Sen. Arlen Specter, R-Pa., chairman of the Judiciary Committee, said the new legislation, which would extend and modestly alter a group of anti-terror laws hastily passed following the Sept. 11, 2001, attacks, was "not a perfect bill, but a good bill."

"There is no justification for not fixing this thing now," said Feingold, a Wisconsin Democrat. "There was a unanimous vote in the Senate to change it in important areas and the conference committee disregarded the view of the Senate, ran amok, and said we are going to try to jam this thing through, and that is plain unacceptable."

Feingold vowed to filibuster the bill if it came to the Senate floor in its current form, but conceded that Republicans might be able to get enough votes to cut off debate.

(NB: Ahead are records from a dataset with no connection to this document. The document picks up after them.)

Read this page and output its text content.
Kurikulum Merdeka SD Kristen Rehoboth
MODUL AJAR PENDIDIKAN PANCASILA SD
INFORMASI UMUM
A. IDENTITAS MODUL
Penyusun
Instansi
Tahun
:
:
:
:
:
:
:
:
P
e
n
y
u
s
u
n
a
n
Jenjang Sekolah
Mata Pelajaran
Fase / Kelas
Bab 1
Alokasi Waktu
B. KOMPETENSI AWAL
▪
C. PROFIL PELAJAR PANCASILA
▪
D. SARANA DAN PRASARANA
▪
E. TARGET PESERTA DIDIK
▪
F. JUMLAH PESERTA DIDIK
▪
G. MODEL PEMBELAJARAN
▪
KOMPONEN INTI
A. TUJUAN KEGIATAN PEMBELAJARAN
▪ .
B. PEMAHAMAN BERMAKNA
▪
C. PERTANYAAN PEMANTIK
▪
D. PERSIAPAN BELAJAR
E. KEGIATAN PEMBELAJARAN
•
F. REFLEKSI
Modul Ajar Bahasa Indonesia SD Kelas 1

He said he was troubled by three provisions in the act: allowing the government to have access to people's library and business records without proof of a direct connection to terrorism, overly broad search authority, and the use of so-called "national security letters" to demand information from businesses and then require them to keep it secret.

Both the House and Senate are expected to vote on the bill next week.

While there is little debate from Feingold or anyone else in Congress about the need for police agencies to have enhanced information-gathering powers to thwart terrorism, the Patriot Act has been shadowed by unease about whether there were enough safeguards built in to keep authorities from abusing power.

As a hedge against government overreach, lawmakers specified that 16 provisions of the act would expire at the end of the 2005 unless renewed, setting the stage for the current debate.

Initially, the strongest push for reforms came from an unusual coalition of conservatives and liberals who are civil libertarians and dub themselves Patriots to Restore Checks and Balances.

By October, reformers received an unexpected boost from powerful corporate business interests, including the U.S. Chamber of Commerce, worried about the breadth of government requests for information and a lack of an adequate judicial process to contest demands for records.